Der Schuldspruch wegen des Vergehens der Urkundenunterdrückung (Punkt II.) bezieht sich auf anläßlich des zu Punkt I.1. beschriebenen Diebstahls erbeutete Dokumente des Josef F***, die der Angeklagte bei sich behielt.
Dieses Urteil bekämpft der Angeklagte in den Diebstahlsfakten mit Nichtigkeitsbeschwerde und im Strafausspruch mit Berufung. Gegen den Schuldspruch zu Punkt I.2. (S***) bringt der Beschwerdeführer, gestützt auf den Nichtigkeitsgrund nach dem § 281 Abs. 1 Z. 4 StPO vor, es hätte zur Widerlegung seiner Verantwortung, Gerhard S*** (oder dessen Sekretärin) habe ihm die Erlaubnis erteilt, das Radiogerät zu benützen, der Einvernahme dieses Zeugen bedurft.
Dem ist zu erwidern, daß (formale) Voraussetzung für die Geltendmachung eines Verfahrensmangels nach dem § 281 Abs. 1 Z. 4 StPO u.a. eine erfolglos gebliebene Antragstellung des Beschwerdeführers in der dem Urteil vorangehenden Hauptverhandlung bildet. Diese formelle Voraussetzung fehlt im vorliegenden Fall, denn auf die Einvernahme des Zeugen S*** wurde in der Hauptverhandlung ausdrücklich verzichtet (S. 146); weitere Beweisanträge wurden nicht gestellt (S. 148). Die Nichtausschöpfung aller möglichen - gar nicht beantragten - Beweismittel vermag weder den vom Beschwerdeführer geltend gemachten noch einen anderen Nichtigkeitsgrund herzustellen.
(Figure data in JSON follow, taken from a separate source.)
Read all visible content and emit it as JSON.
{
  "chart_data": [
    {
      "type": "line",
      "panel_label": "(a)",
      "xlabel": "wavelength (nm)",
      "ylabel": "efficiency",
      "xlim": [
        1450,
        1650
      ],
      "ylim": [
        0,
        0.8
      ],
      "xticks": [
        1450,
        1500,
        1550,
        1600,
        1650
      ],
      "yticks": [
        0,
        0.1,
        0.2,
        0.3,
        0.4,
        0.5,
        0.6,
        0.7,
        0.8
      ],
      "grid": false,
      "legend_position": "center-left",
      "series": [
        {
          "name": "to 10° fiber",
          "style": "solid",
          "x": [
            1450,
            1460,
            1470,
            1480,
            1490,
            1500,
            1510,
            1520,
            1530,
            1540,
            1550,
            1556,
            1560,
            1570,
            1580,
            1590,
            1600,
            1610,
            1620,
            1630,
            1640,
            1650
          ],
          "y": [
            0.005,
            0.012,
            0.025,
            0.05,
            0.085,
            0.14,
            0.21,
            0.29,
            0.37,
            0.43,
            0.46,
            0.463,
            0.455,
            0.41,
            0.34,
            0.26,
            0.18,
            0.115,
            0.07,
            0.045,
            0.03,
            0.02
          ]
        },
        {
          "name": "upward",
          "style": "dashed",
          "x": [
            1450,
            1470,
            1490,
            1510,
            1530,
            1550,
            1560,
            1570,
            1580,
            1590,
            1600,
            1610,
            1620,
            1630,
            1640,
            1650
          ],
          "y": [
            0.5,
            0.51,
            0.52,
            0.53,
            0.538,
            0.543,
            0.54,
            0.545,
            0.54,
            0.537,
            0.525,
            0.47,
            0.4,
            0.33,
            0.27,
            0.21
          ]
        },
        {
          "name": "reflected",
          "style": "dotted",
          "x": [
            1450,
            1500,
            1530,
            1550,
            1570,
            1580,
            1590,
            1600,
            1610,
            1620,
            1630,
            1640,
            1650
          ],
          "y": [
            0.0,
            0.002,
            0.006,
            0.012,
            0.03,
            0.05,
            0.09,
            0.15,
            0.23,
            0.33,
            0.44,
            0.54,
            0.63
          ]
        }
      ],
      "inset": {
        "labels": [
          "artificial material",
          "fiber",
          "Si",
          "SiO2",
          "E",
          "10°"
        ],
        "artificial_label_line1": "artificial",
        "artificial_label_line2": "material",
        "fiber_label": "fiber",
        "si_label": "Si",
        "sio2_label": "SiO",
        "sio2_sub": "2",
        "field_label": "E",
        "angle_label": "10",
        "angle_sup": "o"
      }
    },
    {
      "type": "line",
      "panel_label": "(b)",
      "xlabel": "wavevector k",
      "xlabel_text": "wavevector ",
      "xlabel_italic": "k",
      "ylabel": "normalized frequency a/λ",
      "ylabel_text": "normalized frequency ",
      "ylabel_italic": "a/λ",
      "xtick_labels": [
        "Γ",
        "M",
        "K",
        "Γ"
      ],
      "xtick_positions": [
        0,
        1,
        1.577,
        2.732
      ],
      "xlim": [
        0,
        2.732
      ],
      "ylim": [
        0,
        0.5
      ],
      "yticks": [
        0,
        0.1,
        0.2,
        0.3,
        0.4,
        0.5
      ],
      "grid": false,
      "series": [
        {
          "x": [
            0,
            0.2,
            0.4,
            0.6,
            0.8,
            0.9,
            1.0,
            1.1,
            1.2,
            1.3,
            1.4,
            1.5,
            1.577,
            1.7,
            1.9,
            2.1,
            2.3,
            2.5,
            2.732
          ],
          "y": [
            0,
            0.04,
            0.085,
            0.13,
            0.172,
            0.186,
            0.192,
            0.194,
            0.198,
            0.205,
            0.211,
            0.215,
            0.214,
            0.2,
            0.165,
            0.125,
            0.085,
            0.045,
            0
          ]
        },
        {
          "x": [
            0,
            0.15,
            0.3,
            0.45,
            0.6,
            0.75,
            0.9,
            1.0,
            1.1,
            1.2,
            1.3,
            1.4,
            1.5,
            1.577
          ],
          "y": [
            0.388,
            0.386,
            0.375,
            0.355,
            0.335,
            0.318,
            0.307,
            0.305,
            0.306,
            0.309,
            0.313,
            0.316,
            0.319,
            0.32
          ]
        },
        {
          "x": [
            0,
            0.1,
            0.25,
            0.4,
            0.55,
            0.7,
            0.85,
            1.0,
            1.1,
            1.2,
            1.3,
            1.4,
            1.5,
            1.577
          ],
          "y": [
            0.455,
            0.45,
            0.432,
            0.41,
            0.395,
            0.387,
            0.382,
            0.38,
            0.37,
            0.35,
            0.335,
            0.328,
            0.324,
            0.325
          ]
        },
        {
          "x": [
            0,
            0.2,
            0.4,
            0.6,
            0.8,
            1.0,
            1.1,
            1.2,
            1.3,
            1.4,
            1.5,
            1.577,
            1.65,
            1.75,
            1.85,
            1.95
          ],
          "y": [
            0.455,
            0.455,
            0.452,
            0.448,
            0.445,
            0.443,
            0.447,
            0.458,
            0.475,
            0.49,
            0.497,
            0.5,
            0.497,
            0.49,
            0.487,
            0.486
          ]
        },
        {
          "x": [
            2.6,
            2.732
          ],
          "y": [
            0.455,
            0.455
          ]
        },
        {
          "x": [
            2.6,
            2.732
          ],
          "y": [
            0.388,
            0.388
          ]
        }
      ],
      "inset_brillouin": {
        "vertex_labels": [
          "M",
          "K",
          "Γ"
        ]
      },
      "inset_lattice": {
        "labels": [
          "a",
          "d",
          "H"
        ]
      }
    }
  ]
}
Unter Bezugnahme auf den Nichtigkeitsgrund nach dem § 281 Abs. 1 Z. 5 StPO bringt der Angeklagte vor, das Schöffengericht habe im Faktum I.1. (F***) entgegen seiner Verantwortung vor dem Untersuchungsrichter und in der Hauptverhandlung festgestellt, er habe das Auto des Josef F*** aufgebrochen und daraus die im Urteil angeführten Gegenstände gestohlen. Das Geständnis vor der Polizei, das allein Grundlage für diese Annahme des Schöffengerichtes sein könne, sei aber nur dadurch zustandegekommen, daß man dem Angeklagten für den Fall weiteren Leugnens die Festnahme in Aussicht gestellt habe. Die Formulierung dieses "Geständnisses" spreche "eher für die Formulierungskunst des betreffenden Beamten als für die Wahrheit des sogenannten Geständnisses" (S. 175, 176). Auch in den Fakten I.2. und 3. (S*** und B***) stütze das Erstgericht die Annahme des Diebstahlsvorsatzes, den der Angeklagte stets geleugnet habe, nur auf offenbar unzureichende Gründe.
Rechtliche Beurteilung
Der Beschwerde kann auch insoweit nicht gefolgt werden:
Im Faktum F*** schenkte das Schöffengericht dem Geständnis, das der Angeklagte vor der Polizei abgelegt hatte, Glauben und tat spätere, diese Einlassung abschwächende oder gar widerrufende Aussagen vor dem Untersuchungsrichter und in der Hauptverhandlung als bloße Schutzbehauptung ab (S. 157 bis 161). Gegen diesen Akt freier richterlicher Beweiswürdigung (§ 258 Abs. 2 StPO) vermag der Beschwerdeführer nichts ins Treffen zu führen, was in seiner Bedeutung den Nichtigkeitsgrund des § 281 Abs. 1 Z. 5 StPO verwirklichen könnte. Das in Rede stehende Beschwerdevorbringen erweist sich als im Nichtigkeitsverfahren unzulässige und daher unbeachtliche Bekämpfung der erstrichterlichen Beweiswürdigung. Aber auch im Faktum S*** (I.2.) ist die (Urteils-)Feststellung, der Angeklagte habe sich das Radiogerät unter Bruch des Gewahrsams der Firma S*** zugeeignet, durch die vom Schöffengericht verwerteten Verfahrensergebnisse gedeckt. Denn der Beschwerdeführer erklärte, es sei ihm die Sache weder geschenkt noch ein Einbau ins Auto erlaubt worden (S. 161; 144, 145). Zum Faktum I.3. (B***) hinwieder leitete das Schöffengericht aus der Planmäßigkeit des Verhaltens mit schlüssiger und im Akteninhalt gedeckter Begründung ab, daß der Angeklagte das Fahrzeug nicht bloß unbefugt gebrauchen, sondern sich das Auto - zumindest aber dessen wertvollste Bestandteile - zueignen wollte (S. 162, 163). Wiewohl es hier - wenig präzise - vom Fahrzeug und dessen Bestandteilen spricht (S. 156), brachte das Schöffengericht den Umständen nach erkennbar zum Ausdruck, daß sich der Angeklagte das Fahrzeug oder dessen (wertmäßig wichtigste) Bestandteile zueignen wollte; so gesehen ist auch hierin ein Widerspruch oder eine Undeutlichkeit der Urteilsgründe vom Gewicht des Nichtigkeitsgrundes nach dem § 281 Abs. 1 Z. 5 StPO nicht zu erblicken.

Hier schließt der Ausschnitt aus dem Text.